As a part of the continuous release plan, we will publish a new release every iteration, approximately every month. During the summer holidays, Christmas and similar there will of course be longer delays between releases. To get the latest and greatest, just use the built-in update tool, yum or downloadable tarball. So in short, use the same methods as previously, the only difference is that instead of introducing many new features in a big chunk, you’ll get a few per release instead.
The version number consists of three digits (one.two.three) and in some cases, four numbers (one.two.three.four).
one = major version
two = minor version
three = micro version
four = build version
op5 continuously introduces new releases, which are normally considered micro releases. Build versions are sometimes used if the micro release does not fulfill our internal QA and a new build has to be created. The releases can contain bug fixes and change of functions, or one or the other. When there have been enough micro releases that changed the user experience significantly, op5 decides to publish it as a minor release. A rule of thumb is that minor releases come out 1-2 times a year and major releases occur every second year.

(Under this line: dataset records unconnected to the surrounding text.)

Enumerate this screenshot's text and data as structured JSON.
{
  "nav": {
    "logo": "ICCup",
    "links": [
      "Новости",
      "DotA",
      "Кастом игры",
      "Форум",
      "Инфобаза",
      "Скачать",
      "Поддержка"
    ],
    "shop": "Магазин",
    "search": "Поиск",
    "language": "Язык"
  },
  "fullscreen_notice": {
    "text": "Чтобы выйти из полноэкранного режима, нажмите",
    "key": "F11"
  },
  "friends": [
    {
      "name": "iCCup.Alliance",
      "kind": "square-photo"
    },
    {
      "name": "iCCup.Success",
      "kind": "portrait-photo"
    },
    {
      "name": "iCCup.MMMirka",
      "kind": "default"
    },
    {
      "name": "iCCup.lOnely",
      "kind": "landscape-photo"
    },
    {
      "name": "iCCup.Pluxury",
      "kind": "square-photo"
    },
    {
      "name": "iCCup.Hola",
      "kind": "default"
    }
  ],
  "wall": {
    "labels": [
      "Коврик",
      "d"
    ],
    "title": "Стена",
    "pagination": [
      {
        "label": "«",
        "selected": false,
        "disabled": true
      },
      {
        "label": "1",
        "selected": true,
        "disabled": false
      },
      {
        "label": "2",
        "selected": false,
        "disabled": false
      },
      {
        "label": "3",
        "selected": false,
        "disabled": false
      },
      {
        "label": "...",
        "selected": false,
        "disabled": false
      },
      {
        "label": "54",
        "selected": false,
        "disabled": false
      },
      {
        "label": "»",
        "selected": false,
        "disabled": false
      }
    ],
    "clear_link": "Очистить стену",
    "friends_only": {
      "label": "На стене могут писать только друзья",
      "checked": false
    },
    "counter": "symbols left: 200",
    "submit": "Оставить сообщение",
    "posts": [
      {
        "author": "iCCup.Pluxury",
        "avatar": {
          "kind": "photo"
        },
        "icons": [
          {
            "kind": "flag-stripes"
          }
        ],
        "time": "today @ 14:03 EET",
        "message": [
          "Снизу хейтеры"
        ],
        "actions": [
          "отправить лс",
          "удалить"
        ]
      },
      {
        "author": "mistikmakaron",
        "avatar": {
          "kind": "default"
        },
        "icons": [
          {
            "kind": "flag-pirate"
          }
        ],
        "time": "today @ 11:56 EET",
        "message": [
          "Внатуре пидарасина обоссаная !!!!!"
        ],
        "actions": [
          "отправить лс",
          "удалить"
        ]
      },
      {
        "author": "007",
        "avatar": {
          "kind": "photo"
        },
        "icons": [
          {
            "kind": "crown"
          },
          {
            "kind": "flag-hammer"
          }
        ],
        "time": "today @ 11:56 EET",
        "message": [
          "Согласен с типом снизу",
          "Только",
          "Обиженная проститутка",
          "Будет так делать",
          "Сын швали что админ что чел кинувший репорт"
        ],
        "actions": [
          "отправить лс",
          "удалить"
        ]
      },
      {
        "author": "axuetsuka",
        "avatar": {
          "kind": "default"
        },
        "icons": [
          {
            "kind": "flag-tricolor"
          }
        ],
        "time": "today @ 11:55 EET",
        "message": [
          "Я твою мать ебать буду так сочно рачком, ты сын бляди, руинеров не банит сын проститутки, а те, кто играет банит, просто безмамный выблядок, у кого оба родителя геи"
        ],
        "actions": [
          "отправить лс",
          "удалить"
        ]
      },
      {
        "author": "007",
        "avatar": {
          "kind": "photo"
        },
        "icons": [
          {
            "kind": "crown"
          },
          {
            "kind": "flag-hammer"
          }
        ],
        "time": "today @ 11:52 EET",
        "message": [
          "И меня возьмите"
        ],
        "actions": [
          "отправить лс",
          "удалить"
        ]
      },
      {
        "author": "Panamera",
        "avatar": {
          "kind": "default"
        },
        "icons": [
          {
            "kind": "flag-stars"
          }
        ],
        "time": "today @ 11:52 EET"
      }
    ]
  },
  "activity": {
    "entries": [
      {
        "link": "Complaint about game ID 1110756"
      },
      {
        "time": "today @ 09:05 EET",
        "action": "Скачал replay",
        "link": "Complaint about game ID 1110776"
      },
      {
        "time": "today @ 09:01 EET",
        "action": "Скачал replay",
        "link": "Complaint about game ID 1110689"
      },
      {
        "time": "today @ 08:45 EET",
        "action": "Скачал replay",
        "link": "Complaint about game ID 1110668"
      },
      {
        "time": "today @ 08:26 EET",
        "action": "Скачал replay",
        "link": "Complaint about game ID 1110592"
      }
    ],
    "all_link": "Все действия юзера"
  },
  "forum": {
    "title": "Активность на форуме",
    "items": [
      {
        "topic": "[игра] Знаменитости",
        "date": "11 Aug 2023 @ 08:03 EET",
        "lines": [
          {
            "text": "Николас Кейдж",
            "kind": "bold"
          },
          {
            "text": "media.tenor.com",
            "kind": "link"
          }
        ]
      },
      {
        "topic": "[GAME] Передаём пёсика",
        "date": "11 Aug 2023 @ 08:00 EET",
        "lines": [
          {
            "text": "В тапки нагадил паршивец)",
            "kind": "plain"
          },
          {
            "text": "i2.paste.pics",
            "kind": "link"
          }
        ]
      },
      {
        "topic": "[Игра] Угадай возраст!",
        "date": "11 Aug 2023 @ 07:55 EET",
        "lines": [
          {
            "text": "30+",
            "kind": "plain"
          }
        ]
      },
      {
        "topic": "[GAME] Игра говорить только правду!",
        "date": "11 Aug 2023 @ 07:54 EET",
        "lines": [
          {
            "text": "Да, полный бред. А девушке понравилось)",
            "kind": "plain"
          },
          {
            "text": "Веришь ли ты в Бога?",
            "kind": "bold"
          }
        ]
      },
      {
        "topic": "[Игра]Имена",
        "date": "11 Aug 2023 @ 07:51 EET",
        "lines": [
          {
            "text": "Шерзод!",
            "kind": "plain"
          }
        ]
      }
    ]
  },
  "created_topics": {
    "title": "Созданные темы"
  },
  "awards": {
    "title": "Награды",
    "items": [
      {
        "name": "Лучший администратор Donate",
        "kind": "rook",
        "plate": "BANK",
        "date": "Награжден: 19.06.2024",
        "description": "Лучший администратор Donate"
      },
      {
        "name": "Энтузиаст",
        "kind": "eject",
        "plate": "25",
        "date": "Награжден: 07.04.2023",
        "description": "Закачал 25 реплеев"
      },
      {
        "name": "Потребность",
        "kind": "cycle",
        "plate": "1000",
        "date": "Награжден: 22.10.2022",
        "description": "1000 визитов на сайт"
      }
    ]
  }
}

As an example, we decided while developing version 2015.c that the next version, 2015.d, would instead be a minor release: version 7.1.
With a new release pattern, we have to change our versioning handling, especially before the release is done. When we plan a new release, a new function or fix will be handled in an iteration. At that time, we don’t know what version number that iteration will have before it’s released. Fixes for blocks or crash bugs will be pushed in between the iteration releases. As a solution, during development, we will name the iteration release according to the current year, plus a letter. The first iteration is called 2015.a, the next is 2015.b, then 2015.c and so on. Next year, the first iteration will be 2016.a.
As an example:
Currently we’re working on a release that will be public in June 2015 called 2015.c. The current version of op5 Monitor is 7.0.7. We will probably introduce an additional bugfix release before June, which then becomes op5 Monitor 7.0.8 – that means the 2015.c release will likely become op5 Monitor 7.0.9. However, if a crash bug shows up after 7.0.8 implementation, we must fix that and release 7.0.9 with a fix. This affects 2015.c, which will likely then become version 7.0.10 on release. If we would have called the 2015.b version “7.0.6” during development and suddenly it becomes “7.0.7” on release, there would be a lot of unnecessary confusion!